5. Izin

1.9K 250 42
                                    

Chapter 5 - Izin

Biel keluar dari kamar dan menuju ruang makan. Saat baru menjejakkan kakinya di ruang makan, Biel langsung disambut oleh pemandangan yang tak biasa. Ia menghentikan langkah seketika dan menatap laki-laki yang sedang duduk di ruang makan bingung.

Melihat anaknya yang hanya diam, Bri berdeham. 

Biel menoleh ke arah Bri dan melemparkan pandangan bertanya-tanya. Bri membalas tatapan anaknya dengan mengangkat bahunya.

"Ngapain kamu di situ?" Laki-laki yang duduk di hadapan Bri akhirnya membuka suara. "Duduk!"

Bukannya menuruti ucapan laki-laki itu, Biel malah bergeming di tempat. "Papa tumben--"

Laki-laki ini--ayah Biel--meletakkan sendok dan garpunya dengan kasar di piring hingga menimbulkan suara nyaring. "Duduk."

Bulu kuduk Biel langsung berdiri mendengar ucapan terakhir dari ayahnya itu. Ia segera duduk di samping Bri.

Biel mengambil dua potong roti dari meja makan dan diletakkan ke piringnya.

Baru saja Biel melahap sepotong rotinya, tiba-tiba terdengar suara bel sepeda dari luar rumah.

Biel bersiap-siap berdiri dengan membawa sepotong roti yang tersisa untuk ia makan di perjalanan ke sekolah.

"Mau ke mana?" tanya ayah Biel. "Abisin dulu makanannya."

"Sekolah. Iya, nanti aku abisin di jalan aja rotinya," jawab Biel.

Ayah Biel tetap fokus pada makanannya tanpa menoleh sedikit pun. "Abisin di sini."

"Tapi Vio--"

Tanpa mengeluarkan sepatah kata pun, ayah Biel menoleh ke arah Biel dengan tatapan tajamnya. Biel mati kutu dibuat ayahnya dan memutuskan untuk menghabiskan rotinya dahulu sebelum berangkat sekolah.

Sifat ayah Biel yang keras kepala dan tidak mau terbantahkan ini memang sudah melekat dalam diri ayahnya sejak lama, bahkan jauh sebelum ayahnya berubah seperti sekarang. Salah satu buktinya adalah nama Gabriella yang diberikan ayah Biel kepadanya hanya karena ego ayahnya itu.

■□■□■□■□■□■

Biel keluar dari rumah cepat-cepat sebelum Vio mengamuk pada dirinya karena telah membuatnya lama menunggu.

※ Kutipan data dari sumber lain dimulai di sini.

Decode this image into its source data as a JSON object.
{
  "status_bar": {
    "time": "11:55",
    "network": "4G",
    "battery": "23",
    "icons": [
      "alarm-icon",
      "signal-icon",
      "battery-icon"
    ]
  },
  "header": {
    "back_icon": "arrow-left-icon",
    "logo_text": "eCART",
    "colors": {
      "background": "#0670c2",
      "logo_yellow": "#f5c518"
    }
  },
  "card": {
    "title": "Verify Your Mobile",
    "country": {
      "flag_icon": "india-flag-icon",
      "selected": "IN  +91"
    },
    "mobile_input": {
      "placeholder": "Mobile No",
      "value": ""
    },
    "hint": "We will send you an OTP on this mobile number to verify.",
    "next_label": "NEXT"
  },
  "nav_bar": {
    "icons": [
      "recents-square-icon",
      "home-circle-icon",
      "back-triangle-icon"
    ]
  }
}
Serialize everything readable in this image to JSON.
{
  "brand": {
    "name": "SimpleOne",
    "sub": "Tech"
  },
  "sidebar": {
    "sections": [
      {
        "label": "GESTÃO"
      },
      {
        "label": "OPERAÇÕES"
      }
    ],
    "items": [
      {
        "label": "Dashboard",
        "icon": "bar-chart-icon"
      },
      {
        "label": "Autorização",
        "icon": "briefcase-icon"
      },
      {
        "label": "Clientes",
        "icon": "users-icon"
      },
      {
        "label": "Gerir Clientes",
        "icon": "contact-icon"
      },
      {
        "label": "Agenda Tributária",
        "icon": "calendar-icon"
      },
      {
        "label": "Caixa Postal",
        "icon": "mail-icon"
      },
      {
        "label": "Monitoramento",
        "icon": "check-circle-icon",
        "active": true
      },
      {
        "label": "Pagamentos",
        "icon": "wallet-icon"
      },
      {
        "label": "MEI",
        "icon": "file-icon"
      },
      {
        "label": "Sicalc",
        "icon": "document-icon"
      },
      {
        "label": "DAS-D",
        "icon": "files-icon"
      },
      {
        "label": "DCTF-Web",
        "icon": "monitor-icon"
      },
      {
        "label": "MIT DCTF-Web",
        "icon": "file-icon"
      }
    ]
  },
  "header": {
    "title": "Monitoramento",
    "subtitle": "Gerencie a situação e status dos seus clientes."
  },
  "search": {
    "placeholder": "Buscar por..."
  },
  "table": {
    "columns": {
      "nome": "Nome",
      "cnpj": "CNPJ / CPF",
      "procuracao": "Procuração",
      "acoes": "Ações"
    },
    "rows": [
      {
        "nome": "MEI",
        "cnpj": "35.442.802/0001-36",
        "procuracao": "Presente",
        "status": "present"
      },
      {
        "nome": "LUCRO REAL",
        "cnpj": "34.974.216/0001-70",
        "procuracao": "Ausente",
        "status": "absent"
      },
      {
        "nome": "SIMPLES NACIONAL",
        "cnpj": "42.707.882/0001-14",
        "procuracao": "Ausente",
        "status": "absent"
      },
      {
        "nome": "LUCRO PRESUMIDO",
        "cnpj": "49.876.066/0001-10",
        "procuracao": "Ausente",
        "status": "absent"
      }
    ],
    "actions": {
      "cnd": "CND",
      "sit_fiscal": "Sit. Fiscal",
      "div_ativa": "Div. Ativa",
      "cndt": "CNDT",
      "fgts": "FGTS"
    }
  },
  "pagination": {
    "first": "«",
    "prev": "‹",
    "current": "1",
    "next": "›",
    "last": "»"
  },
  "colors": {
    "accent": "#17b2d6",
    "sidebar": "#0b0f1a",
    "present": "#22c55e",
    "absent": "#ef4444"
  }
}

"Vi, maaf, ya, lama. Tadi Papa gak bolehin keluar dulu sebelum sarapannya abis. Maaf banget, ya," ucap Biel.

Tidak seperti biasa, Vio hanya mengangguk kecil tanpa mengeluarkan sepatah kata pun.

Biel mengerutkan kening. Tumben sekali sahabatnya itu tidak kesal kepadanya. Padahal biasanya jika Biel telat satu menit saja, Vio bisa mengamuk dan langsung merajuk pada Biel.

Biel memutuskan untuk naik ke sepeda Vio cepat-cepat karena takut terlambat. Biarlah Biel menginterogasi Vio saat sampai di sekolah nanti.

■□■□■□■□■□■

Setelah meletakkan tas di tempat duduknya, Biel segera menghampiri Vio yang sedang melamun.

"Vi, kamu kenapa?" tanya Biel.

Vio menggelengkan kepalanya.

Biel mengembuskan napas berat. "Vi, aku tau kamu boong. Cerita aja, kamu kenapa?"

"Aku gak apa-apa." Vio akhirnya bersuara.

"Kenapa kamu gak mau cerita ke aku? Ini tentang apa, Vi? Kamu gak percaya sama aku? Vi, ja--"

Belum sempat Biel menuntaskan kalimatnya, Bu Dwi--guru fisika--memasuki kelas.

Terpaksa Biel segera kembali ke tempat duduknya. Pikirannya terus melayang-layang memikirkan sahabatnya itu. Tidak biasanya Vio begitu tertutup pada Biel. Ah, sepertinya Biel tidak akan fokus dalam pelajaran kali ini.